Each side is encoded as a constant bit plus a parameter bitmask. Padded slots
use `0` everywhere; a padded term contributes `(-1)^0 = 1` to the product.

Shapes are `(num_graphs, max_terms)` except `*_params` which are
`(num_graphs, max_terms, n_params)`.

### `evaluate`

```python theme={null}
evaluate(param_vals: Array) -> ExactScalarArray
```

Evaluate Π (-1)^(ψ·φ) per graph as a real ±1 exact scalar.

**Parameters:**

* `param_vals` (`Array`) — Binary parameter values, shape `(batch, n_params)`.

**Returns:**

* `ExactScalarArray` — `ExactScalarArray` of shape `(batch, num_graphs)`, with values
* `ExactScalarArray` — in \{+1, -1} represented exactly.

## class `ScalarPrefactor`

```python theme={null}
ScalarPrefactor()
```

Per-graph static scalar prefactor — independent of parameter values.

Each graph's amplitude is the product of the four term families times the
prefactor `ω^phase_index · floatfactor · 2^power2`, with an additional
complex `approximate_floatfactor` multiplied in when any graph's phase
had a denominator outside `\{1, 2, 4\}` and was folded into float form.

This class is pure data; the final fold-in with the term-family product
(which requires branching on `has_approximate_floatfactors`) lives in
`evaluate.py`.

## `matmul_gf2`

```python theme={null}
matmul_gf2(a: Array, b: Array) -> Array
```

Compute binary dot products mod 2 as `a_GTP x b_BP -\> b_BGT`.

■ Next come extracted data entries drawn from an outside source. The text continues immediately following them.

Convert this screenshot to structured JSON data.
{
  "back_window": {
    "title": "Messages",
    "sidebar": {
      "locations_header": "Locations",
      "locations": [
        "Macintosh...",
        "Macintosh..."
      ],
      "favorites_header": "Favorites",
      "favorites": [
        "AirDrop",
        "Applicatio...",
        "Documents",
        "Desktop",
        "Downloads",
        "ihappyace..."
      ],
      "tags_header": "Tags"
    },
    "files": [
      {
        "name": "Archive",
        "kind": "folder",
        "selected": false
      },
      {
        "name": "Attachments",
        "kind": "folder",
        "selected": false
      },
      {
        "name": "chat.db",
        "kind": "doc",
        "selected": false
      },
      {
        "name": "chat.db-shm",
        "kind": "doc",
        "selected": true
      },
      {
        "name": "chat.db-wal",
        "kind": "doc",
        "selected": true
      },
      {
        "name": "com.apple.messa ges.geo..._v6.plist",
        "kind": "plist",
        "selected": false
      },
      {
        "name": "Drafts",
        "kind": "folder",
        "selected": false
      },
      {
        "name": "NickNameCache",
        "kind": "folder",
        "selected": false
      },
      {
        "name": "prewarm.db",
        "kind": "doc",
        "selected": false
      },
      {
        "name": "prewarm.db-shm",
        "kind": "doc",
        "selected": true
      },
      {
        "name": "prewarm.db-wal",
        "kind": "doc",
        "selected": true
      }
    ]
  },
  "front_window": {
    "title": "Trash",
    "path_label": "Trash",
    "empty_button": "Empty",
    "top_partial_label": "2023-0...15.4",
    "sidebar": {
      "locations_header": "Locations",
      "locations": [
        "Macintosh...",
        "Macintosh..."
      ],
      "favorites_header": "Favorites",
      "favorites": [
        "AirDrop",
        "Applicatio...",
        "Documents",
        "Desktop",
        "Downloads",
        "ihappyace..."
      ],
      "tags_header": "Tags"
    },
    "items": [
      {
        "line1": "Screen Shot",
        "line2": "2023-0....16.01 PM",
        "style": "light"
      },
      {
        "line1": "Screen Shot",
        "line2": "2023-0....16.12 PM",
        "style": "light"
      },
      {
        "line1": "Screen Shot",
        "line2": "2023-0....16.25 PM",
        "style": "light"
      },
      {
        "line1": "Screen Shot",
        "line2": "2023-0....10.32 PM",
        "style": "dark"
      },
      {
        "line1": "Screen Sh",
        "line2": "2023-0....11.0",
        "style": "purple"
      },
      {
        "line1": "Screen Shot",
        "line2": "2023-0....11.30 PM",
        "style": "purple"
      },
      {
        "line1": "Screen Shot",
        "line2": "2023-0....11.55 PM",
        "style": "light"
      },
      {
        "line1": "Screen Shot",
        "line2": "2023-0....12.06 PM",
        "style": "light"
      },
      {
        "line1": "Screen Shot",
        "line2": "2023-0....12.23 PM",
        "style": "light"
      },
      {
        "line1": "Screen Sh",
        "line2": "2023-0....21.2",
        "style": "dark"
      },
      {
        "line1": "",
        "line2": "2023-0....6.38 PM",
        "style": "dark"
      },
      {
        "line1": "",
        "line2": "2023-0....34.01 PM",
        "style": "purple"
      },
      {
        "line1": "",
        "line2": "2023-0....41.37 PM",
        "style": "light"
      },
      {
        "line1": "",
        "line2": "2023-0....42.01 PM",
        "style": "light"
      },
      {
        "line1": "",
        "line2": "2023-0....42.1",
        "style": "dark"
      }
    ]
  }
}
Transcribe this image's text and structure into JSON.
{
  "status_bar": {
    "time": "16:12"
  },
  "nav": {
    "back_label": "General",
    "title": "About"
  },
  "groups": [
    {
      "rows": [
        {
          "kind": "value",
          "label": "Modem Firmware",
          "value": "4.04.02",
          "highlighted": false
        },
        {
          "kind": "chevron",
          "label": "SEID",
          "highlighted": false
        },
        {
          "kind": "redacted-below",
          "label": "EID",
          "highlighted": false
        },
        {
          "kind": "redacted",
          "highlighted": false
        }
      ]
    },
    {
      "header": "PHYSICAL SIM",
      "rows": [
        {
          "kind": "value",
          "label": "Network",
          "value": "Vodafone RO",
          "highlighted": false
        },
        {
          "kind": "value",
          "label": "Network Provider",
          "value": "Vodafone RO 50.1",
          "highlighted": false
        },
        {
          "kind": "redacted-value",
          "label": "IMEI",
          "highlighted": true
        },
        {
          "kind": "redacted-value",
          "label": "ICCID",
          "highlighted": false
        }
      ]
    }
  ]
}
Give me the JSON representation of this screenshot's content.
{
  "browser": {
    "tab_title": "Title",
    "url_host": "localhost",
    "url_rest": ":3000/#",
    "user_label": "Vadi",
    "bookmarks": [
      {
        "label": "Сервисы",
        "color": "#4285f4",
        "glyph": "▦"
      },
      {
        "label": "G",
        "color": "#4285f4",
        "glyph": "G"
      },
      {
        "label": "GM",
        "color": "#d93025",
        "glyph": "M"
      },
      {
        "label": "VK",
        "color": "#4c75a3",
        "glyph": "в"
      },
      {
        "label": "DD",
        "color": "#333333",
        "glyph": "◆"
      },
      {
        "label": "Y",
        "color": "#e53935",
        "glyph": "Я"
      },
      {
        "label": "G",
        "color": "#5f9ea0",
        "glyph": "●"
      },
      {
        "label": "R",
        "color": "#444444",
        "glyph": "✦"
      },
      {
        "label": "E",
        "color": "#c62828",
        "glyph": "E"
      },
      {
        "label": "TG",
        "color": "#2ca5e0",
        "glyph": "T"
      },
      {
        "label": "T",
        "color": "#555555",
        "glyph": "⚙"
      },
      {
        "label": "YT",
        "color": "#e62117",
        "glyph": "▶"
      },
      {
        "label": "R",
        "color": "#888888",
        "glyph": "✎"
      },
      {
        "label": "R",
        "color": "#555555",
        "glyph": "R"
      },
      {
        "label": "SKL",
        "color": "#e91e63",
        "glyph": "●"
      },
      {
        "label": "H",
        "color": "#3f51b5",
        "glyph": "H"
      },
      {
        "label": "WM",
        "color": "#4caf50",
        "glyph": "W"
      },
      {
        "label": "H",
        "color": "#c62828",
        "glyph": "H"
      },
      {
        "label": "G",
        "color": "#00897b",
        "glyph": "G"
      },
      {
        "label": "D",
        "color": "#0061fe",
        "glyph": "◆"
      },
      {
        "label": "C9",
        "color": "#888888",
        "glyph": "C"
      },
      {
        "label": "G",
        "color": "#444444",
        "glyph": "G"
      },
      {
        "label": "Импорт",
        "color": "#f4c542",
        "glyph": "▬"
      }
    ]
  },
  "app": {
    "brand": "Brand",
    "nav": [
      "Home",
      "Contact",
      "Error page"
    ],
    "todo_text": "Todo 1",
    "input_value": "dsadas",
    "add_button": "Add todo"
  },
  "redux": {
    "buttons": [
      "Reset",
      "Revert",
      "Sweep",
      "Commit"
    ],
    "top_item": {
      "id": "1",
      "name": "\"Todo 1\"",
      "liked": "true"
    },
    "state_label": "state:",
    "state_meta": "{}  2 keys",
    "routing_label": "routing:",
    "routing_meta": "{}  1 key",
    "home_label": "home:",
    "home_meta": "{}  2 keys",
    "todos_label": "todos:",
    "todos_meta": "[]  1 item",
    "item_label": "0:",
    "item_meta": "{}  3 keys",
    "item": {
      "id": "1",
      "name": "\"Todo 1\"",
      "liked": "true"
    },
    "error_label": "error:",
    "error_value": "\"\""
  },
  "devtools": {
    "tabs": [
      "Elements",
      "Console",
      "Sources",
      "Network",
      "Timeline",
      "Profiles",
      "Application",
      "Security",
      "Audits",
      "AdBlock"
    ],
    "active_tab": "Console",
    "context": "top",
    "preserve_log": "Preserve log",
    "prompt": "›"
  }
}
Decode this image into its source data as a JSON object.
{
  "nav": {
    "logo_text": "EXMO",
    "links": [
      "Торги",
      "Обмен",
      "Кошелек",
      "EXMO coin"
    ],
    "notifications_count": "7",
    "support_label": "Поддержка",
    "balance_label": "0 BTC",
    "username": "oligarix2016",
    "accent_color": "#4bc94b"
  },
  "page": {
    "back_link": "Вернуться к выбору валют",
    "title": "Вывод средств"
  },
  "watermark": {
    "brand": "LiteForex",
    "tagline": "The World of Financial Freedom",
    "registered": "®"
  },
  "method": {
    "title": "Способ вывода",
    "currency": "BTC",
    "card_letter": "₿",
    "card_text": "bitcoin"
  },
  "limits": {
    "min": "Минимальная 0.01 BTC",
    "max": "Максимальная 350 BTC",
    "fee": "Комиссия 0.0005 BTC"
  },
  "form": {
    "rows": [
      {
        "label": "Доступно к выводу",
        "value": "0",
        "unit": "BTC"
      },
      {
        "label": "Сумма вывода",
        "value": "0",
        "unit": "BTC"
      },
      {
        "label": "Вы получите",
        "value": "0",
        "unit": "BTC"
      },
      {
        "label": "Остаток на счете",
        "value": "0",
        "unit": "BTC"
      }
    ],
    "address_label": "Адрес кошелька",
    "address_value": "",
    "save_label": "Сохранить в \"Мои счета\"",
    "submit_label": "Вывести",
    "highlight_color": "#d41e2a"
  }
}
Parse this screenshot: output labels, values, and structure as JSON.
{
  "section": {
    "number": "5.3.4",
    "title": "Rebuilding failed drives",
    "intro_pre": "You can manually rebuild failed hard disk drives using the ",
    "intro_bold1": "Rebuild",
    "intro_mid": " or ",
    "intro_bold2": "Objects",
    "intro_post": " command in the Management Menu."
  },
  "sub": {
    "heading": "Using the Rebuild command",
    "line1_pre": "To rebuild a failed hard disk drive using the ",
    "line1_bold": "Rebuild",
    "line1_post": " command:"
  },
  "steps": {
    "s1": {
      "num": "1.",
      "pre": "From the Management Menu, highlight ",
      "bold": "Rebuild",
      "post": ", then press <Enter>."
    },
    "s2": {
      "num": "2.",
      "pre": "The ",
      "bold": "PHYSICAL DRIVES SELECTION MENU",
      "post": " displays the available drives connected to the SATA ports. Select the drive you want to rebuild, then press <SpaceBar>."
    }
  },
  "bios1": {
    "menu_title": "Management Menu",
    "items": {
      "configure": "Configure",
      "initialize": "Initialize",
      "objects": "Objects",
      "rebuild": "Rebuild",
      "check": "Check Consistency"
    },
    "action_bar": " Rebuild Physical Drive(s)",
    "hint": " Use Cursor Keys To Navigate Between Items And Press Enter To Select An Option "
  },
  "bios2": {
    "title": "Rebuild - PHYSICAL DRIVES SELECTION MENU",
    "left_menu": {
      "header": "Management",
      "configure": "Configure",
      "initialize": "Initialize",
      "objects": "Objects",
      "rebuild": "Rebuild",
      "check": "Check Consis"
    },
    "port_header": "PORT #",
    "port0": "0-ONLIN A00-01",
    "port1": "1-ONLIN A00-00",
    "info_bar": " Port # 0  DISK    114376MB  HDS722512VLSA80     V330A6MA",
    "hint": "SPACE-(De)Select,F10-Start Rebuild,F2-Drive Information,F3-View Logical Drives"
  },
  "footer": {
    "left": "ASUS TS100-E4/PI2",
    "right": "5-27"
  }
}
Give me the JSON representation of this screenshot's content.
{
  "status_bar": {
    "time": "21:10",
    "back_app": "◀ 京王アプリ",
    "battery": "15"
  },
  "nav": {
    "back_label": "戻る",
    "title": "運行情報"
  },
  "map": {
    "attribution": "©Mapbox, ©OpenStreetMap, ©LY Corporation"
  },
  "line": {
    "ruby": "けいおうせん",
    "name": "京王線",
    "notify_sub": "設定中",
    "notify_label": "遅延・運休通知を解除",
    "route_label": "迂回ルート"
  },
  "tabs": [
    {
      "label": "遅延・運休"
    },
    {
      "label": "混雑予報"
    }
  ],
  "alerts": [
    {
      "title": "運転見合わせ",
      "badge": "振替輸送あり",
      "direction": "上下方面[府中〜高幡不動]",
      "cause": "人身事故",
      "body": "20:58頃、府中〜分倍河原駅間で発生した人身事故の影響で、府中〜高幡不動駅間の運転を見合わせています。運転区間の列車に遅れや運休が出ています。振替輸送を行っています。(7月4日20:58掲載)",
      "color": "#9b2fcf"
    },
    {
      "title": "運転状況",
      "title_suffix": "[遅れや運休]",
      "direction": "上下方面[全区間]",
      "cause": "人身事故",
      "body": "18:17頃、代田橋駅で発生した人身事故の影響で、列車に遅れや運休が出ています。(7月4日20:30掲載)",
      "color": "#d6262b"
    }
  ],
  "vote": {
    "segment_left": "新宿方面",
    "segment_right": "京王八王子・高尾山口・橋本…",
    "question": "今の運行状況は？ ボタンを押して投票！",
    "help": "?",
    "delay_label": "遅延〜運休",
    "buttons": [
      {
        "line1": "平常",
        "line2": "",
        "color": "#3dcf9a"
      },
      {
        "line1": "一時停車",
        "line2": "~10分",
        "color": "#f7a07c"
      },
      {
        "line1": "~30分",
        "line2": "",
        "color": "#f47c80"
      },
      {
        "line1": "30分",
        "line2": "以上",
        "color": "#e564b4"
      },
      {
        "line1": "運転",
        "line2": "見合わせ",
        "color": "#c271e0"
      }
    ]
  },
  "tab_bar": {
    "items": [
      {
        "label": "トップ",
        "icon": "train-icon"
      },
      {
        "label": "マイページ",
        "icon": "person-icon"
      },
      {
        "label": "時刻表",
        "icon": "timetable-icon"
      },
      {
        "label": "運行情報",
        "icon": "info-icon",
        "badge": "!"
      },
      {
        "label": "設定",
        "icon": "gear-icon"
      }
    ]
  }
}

Uses float32 matmul (integer matmul does not have BLAS support on CPU)
then casts back to uint8.

**Parameters:**

* `a` (`Array`) — Parameter bit-masks, shape `(G, T, P)` — G graphs, T terms, P parameters.
* `b` (`Array`) — Binary parameter values, shape `(B, P)` — B batch elements.

**Returns:**

* `Array` — Binary row-sums mod 2, shape `(B, G, T)`.